Is it because I am male that I found the poem which appeals most to me in this volume to be ‘Construction man’? It reads, in its entirety:
“I’d like to be
on a roof today too,
like you –
construction man –
with a white hard hat,
and a measuring tape.”
What do I like about this simple and effective poem?
Its desire for certainty and its sense of a solidity, which I find to contrast with much of the content of The Lonely Nude. Also its sense of weighing and measuring the visible world.
In different sections, Emily Dobson touches on her experience as a nude model for art students, her travels in Mexico and the United States, the seasons and her eventual return home where (to quote another poem – ‘The fig at home’ – in its entirety):
“The fig at home
always dropped its fruit
With all the wealth of sensual experience her travels would presumably entail, however, Dobson writes in such a spare style that her brief poems become almost cryptic.
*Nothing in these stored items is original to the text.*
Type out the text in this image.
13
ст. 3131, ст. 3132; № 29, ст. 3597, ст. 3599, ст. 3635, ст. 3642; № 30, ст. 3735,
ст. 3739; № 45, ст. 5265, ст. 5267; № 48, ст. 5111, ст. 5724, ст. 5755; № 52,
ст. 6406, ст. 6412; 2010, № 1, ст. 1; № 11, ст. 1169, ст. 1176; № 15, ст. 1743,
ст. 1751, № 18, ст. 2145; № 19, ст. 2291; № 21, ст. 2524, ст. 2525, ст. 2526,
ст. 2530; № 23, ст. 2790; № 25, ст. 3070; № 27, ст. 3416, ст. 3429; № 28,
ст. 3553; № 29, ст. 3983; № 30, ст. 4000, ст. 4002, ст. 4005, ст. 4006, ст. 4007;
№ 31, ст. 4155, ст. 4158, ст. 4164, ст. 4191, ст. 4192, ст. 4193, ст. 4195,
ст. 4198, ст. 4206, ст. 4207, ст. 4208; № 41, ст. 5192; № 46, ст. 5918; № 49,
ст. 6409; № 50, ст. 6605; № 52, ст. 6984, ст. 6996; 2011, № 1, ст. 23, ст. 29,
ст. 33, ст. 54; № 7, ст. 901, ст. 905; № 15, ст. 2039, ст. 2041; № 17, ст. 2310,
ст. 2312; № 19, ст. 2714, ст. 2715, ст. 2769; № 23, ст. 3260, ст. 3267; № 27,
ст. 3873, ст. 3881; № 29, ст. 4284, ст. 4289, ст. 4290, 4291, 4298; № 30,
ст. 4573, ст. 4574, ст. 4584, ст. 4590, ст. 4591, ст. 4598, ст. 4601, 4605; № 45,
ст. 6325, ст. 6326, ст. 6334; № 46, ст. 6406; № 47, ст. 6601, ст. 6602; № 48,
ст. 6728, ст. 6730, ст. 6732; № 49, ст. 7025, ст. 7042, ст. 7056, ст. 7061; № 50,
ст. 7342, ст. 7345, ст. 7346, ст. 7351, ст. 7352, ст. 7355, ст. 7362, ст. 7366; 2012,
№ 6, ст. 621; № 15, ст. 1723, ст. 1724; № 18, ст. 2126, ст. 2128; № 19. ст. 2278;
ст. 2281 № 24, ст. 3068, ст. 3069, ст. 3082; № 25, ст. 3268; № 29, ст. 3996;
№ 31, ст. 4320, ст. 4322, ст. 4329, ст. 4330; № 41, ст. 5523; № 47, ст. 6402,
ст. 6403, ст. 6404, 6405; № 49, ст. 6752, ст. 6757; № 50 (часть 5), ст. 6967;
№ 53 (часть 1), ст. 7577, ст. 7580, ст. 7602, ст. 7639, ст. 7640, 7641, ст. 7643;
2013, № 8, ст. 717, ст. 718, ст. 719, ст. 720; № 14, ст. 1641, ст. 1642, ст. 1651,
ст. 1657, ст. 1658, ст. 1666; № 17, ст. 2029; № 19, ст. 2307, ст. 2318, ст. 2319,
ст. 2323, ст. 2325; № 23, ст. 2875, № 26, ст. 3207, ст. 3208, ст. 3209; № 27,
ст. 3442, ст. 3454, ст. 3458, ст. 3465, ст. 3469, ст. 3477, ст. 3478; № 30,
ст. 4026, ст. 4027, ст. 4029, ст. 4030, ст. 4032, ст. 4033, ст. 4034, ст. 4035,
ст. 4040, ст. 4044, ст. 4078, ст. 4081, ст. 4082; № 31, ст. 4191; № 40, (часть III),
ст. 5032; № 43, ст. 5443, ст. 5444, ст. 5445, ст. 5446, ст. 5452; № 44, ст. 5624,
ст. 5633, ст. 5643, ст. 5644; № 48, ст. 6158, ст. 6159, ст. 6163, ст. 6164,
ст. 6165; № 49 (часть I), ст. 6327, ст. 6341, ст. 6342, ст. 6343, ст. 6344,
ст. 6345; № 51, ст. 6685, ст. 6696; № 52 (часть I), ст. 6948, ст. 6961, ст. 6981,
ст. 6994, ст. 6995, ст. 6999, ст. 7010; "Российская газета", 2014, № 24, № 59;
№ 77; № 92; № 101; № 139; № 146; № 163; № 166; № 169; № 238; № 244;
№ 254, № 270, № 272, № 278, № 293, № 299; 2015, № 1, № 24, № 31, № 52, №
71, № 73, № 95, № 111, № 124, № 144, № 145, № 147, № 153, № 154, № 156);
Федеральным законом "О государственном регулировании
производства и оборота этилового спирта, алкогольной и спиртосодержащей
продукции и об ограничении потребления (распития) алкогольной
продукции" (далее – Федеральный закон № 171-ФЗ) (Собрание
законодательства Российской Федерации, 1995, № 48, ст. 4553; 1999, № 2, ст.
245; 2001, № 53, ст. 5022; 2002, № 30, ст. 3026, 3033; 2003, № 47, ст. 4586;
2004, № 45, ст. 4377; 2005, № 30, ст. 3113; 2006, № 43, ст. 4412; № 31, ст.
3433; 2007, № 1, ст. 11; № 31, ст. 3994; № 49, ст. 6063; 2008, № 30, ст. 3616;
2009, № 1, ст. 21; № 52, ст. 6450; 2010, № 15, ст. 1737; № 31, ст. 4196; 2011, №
What is being said? I am not sure. There is a kind of detachment from physical reality. In this, I am not wilfully misrepresenting this collection. Breaking a long habit, I quote the VUP blurb, which tells me that “even as she travels into the world, [she] feels increasingly disconnected from it”. Quite so. The only literary comparison that comes readily to hand for me are those passages of Mrs Dalloway where Virginia Woolf has her main character look at London and suddenly find it insubstantial, incorporeal, as if it is floating and not solid reality. The style is so cerebrotonic that it washes physicality out.
I am sure this is a genuine worldview for many people, but (except in the odd moment of detachment) it is not one that I can share easily.
It is, however, quite wrong to judge literature solely in terms of one’s sympathy for its worldview. There is an audience for Dobson’s pithiness and floating, incorporeal consciousness.